Die Piependorfer Eingeborenen lebten wie eine große Familie, keiner war reicher, keiner war ärmer als der andere. Sie vermehrten sich, rauften auch manchmal und standen vom Freitag bis Sonntag unter dem Einfluß des Alkohols. Die Gegend war in Leipzig berüchtigt und deshalb gemieden. Nur die Friedhofsbesucher kamen und gingen. Wer Sonntags ausging nach der inneren Stadt, der mußte sozusagen Spießrutenlaufen. In der Thüringer-Straße lugten tausend Augen, vom gewaltigen Betriebskrankenkassenmann Scheer bis zur letzten Hausfrau. Man mußte doch sehen, was die Vorübergehenden auf dem Leibe hatten. Ich sagte schon, es war eine ärmliche Welt. Die Romantik war geringer Natur, die Poesie kümmerlich. Und doch sah und hörte der Aufmerksame soviel, als er zu einem ganzen Roman brauchte. Es war ja doch der Abglanz der großen Welt von draußen. Bis 1899 waren ein Kindergarten und weitere Arbeiterwohnhäuser entstanden. Eine 21 Mann starke Musikkapelle und der "Männerchor Frohsinn" wurden ins Leben gerufen und werden gerne zu betrieblichen Gelegenheiten herangezogen. 1903 setzt ein Streik den 10 Stunden Arbeitstag durch. Im Jahre 1907 startete in Deutsch-Ostafrika das ehrgeizige Unternehmen eigene Baumwolle zu produzieren. Unter dem Namen "Leipziger Baumwollspinnerei-Pflanzungen Cherhami bei Sadami und Kissanke am Wami" wurden bis zum ersten Weltkrieg auf rund 30.000 Hektar Baumwolle angepflanzt. Mit dem Jahr 1909 ist das erste Vierteljahrhundert in der Entwicklung der Leipziger Baumwollspinnerei erreicht. Die Leitung hat es verstanden, mit dem stürmischen Tempo der Industrieausbreitung in den Gründerjahren Schritt zu halten und das Werk innerhalb 25 Jahren zur größten Baumwollspinnerei des Kontinents zu entwickeln.

Weitere Einblicke in die Historie der Spinnerei erhalten Sie im archiv massiv. Besuchen Sie uns gerne im Gebäude 20 der Spinnerei, Eingang 20 A, Dienstag bis Samstag  von 11.00 bis 18.00 Uhr.
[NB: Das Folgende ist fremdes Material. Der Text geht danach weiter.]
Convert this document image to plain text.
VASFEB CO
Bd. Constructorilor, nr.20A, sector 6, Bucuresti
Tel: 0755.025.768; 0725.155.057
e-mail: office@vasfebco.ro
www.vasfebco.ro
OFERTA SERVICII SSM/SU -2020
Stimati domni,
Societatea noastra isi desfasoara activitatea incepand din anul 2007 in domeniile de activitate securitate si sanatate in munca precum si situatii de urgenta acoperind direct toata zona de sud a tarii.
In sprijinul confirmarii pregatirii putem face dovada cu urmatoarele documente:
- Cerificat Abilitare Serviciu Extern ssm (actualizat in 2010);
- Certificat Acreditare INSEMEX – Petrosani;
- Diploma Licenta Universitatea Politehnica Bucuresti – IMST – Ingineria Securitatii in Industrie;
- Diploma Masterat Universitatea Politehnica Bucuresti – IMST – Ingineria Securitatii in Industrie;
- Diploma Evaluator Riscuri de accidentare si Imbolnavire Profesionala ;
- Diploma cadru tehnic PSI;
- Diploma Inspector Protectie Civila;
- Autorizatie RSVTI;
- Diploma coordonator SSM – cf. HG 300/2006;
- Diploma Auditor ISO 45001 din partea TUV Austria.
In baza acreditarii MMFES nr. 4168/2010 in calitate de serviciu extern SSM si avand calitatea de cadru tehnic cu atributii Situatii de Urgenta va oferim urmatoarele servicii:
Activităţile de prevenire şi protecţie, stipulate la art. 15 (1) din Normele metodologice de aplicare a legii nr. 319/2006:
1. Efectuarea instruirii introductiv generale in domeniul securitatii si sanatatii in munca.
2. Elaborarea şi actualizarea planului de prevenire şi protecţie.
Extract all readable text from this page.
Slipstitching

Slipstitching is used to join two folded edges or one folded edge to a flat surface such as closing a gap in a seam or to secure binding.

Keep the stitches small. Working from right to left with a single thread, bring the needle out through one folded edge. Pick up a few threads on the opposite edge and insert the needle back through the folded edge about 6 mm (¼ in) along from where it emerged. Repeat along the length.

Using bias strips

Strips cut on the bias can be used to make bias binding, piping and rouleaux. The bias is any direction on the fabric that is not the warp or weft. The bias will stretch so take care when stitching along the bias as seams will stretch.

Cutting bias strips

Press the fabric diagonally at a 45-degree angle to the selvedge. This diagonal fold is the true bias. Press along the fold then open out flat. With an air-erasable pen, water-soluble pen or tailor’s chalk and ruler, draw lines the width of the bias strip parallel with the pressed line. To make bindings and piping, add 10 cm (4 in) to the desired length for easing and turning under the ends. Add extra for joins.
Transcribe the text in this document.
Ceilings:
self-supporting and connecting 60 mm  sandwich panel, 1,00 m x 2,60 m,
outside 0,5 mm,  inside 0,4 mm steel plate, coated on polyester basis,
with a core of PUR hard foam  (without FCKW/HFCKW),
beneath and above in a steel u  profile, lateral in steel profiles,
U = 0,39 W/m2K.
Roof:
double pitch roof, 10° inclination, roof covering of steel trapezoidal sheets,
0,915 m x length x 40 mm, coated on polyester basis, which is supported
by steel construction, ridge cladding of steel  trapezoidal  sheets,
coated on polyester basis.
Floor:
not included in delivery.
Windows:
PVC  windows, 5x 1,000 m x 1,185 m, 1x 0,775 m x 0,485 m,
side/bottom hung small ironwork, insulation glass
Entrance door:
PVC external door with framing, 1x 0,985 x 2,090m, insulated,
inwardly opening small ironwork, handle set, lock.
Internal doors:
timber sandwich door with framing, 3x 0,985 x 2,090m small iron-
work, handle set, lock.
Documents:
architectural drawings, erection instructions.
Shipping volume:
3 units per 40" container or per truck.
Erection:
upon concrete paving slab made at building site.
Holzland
Das eigentliche Fabrikgelände der Spinnerei mutet regelrecht wie eine kleine Fabrikstadt an. Es handelt sich um eine geschlossene Quartierbebauung auf rd. 6 ha. Größe. Die Spinnerei ist eingegrenzt durch die Spinnereistrasse, die Thüringer Str., die alte Salzstrasse und die Saalfelder Strasse. Das Fabrikgelände zeigt sich nach Außen verschlossen und ist im Inneren bestanden mit 20 Einzelgebäuden. Neben den vier ehemaligen großen Spinnereien, heute die Hallen 7, 14, 18 und 20, gibt es weitere 16 ehemalige Funktionsgebäude. Von ursprünglichen 24 Gebäuden sind diese noch erhalten. Fast alle Gebäude wurden als sehr massive Backsteinbauten errichtet. Die Bruttogeschossfläche des Areals beträgt rund 100.000 qm.

Der sehr werthaltig entstandenen Substanz ist es zu verdanken, dass man die Spinnerei in den vergangenen Jahren Schritt für Schritt schonend sanieren und wiederbeleben konnte. Oft geht es sogar mehr ums konservieren als ums sanieren. Ein wichtiges Anliegen des Sanierungszieles sei es, möglichst viel zu bewahren und trotzdem gute Bedingungen für die neuen Mieter zu schaffen.